How Activity is Processed
Event Scores and User Anomaly Scores are calculated four times daily at 00:00am, 06:00am, 12:00pm, and 06:00pm UTC. Each processing run always processes the last 6 hours of activity up and then combines the results from the previous three processing runs to calculate the overall User Anomaly Score for the last 24 hours.
Note that the frequency of the processing runs is subject to change.
You can tell when the last run happened from the date and time information shown on the Top Anomalous Users widget. For example, the date and time information might display the following:
07/23/2019 7:00 am - 07/24/2019 7:00 am
In this example, the last processing run delivered User Anomaly Scores for each user during the timeframe from 06:00am UTC on July 23rd to 06:00am UTC on July 24th (an entire 24 hour period). Why does it say 7:00am in the display?
The processing run always runs on UTC time, but the display shows the equivalent localized time of the appliance the Web Console is running on. In the example, the appliance happens to be in the United Kingdom during the summer, so the local time zone is UTC+1. The display shows 7:00am-7:00am for the 6am processing run, or 1:00pm-1:00pm for the 12:00 midday processing run. This always depends on when the latest processing run was performed.
Consider a single processing run. The machine learning engine is comparing the last 6 hours of activity to the previous 29 days.
The processing run performed on June 1st at 12:00pm takes the activity for the previous 6 hours of June 1st and compares that activity to the previous 29 days.
In the context of the four processing runs that take place over the course of one day (starting June 1st at 12:00pm), the results from that run are displayed for the next 6 hours until the next processing run. The next processing run that takes place at 18:00 on June 1st processes the activity for the last 6 hours and displays those results for the next 6 hours. This process repeats continuously.
Every 6 hours, each of the previous 6 hours are compared to the previous 29 days, and those results are visible for the following 6 hours.
The processing run looks at the last 6 hours and scoring in per-hour buckets compared to the last 29 days, so new Event Scores are generated for the last 6 hours each run. The User Anomaly Score always represents the composite scores for the last 24 hours (that is, information is aggregated from the last four processing runs).

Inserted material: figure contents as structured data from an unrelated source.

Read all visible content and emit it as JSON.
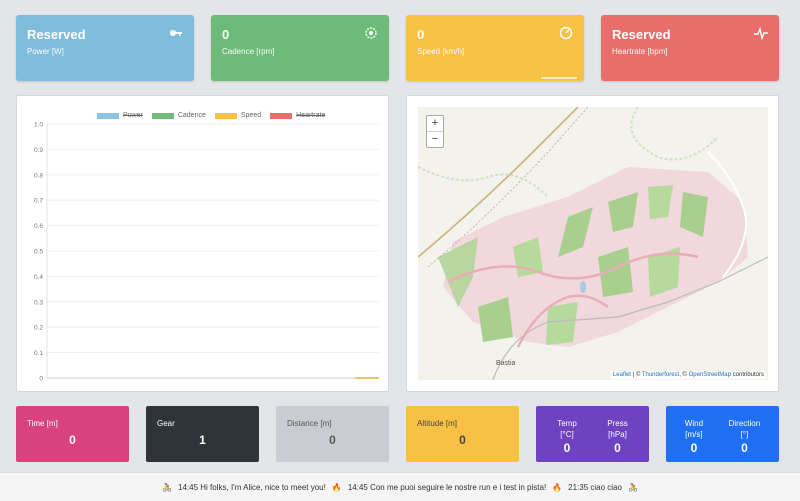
{
  "stats": [
    {
      "value": "Reserved",
      "label": "Power [W]",
      "icon": "key-icon",
      "color": "#7fbddd"
    },
    {
      "value": "0",
      "label": "Cadence [rpm]",
      "icon": "gear-icon",
      "color": "#6dbb78"
    },
    {
      "value": "0",
      "label": "Speed [km/h]",
      "icon": "gauge-icon",
      "color": "#f7c244"
    },
    {
      "value": "Reserved",
      "label": "Heartrate [bpm]",
      "icon": "heartbeat-icon",
      "color": "#e96e6a"
    }
  ],
  "chart_data": {
    "type": "line",
    "series": [
      {
        "name": "Power",
        "color": "#8fc3df",
        "hidden": true,
        "values": []
      },
      {
        "name": "Cadence",
        "color": "#6fbb7a",
        "hidden": false,
        "values": [
          0
        ]
      },
      {
        "name": "Speed",
        "color": "#f7c244",
        "hidden": false,
        "values": [
          0
        ]
      },
      {
        "name": "Heartrate",
        "color": "#e96e6a",
        "hidden": true,
        "values": []
      }
    ],
    "yticks": [
      "1.0",
      "0.9",
      "0.8",
      "0.7",
      "0.6",
      "0.5",
      "0.4",
      "0.3",
      "0.2",
      "0.1",
      "0"
    ],
    "ylim": [
      0,
      1
    ],
    "grid": true,
    "legend": "top"
  },
  "map": {
    "zoom_in": "+",
    "zoom_out": "−",
    "place_label": "Bastia",
    "attribution": {
      "leaflet": "Leaflet",
      "sep": " | © ",
      "thunderforest": "Thunderforest",
      "mid": ", © ",
      "osm": "OpenStreetMap",
      "tail": " contributors"
    }
  },
  "tiles": {
    "time": {
      "label": "Time [m]",
      "value": "0",
      "color": "#d8437f"
    },
    "gear": {
      "label": "Gear",
      "value": "1",
      "color": "#2f3438"
    },
    "distance": {
      "label": "Distance [m]",
      "value": "0",
      "color": "#c9cdd1"
    },
    "altitude": {
      "label": "Altitude [m]",
      "value": "0",
      "color": "#f7c244"
    },
    "temp": {
      "label": "Temp",
      "unit": "[°C]",
      "value": "0"
    },
    "press": {
      "label": "Press",
      "unit": "[hPa]",
      "value": "0"
    },
    "weather_color": "#6f42c1",
    "wind": {
      "label": "Wind",
      "unit": "[m/s]",
      "value": "0"
    },
    "direction": {
      "label": "Direction",
      "unit": "[°]",
      "value": "0"
    },
    "wind_color": "#1f6ff2"
  },
  "messages": [
    {
      "icon": "cyclist-icon",
      "text": "14:45 Hi folks, I'm Alice, nice to meet you!"
    },
    {
      "icon": "fire-icon",
      "text": "14:45 Con me puoi seguire le nostre run e i test in pista!"
    },
    {
      "icon": "fire-icon",
      "text": "21:35 ciao ciao"
    },
    {
      "icon": "cyclist-icon",
      "text": ""
    }
  ]
}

Note that scoring is done on a per-hour basis, which is to say that each of the individual hours is scored independently against the entirety of the baseline without respect to hours of the day in the baseline. The exception to this is the time-based behavior model Login Time which compares each hour against the corresponding hour across the previous 29 days. For example, comparing 1:00pm-2:00pm to all the 1:00pm-2:00pm hour buckets for the previous 29 days.
Top Anomalous Users
From the Threat Event Timeline for a particular user, the overall User Anomaly Score displays at the top followed by Event Score cards. The Scored Date dropdown at the top of the User Anomaly Score card shows Latest as the selected view by default. This indicates that the displayed results are from the most recent processing run performed by CloudAI. Within the User Anomaly Score card there is a Scored Date, as well. For example, the Scored Date might display the following:
This indicates the date and time of the scoring run for which activity is being scored. In this case, you might be viewing the Threat Event Timeline on the morning of July 23rd, and the most recently scored data is from 7:00am yesterday to 7:00am today.
More simply, the Latest results always displays the results from the previous processing run (00:00am, 06:00am, 12:00pm, or 06:00pm UTC), depending on the time of day the timeline is being viewed.
To select from a list of previous dates, click the Scored Date dropdown.
The Latest Scored Date may display the results of a processing run at 00:00am, 06:00am, 12:00pm, or 06:00pm UTC. All other Scored Dates only display a 24 hour processing run (00:00am-00:00am).
The User Anomaly Score card also indicates the total number of Threat Events that are shown in the timeline in the bottom right corner. For example, the Threat Event Timeline may display 21 Threat Events. The timeline below the overall scorecard shows the Event Score cards in chronological order for the 24 hour period that was being scored.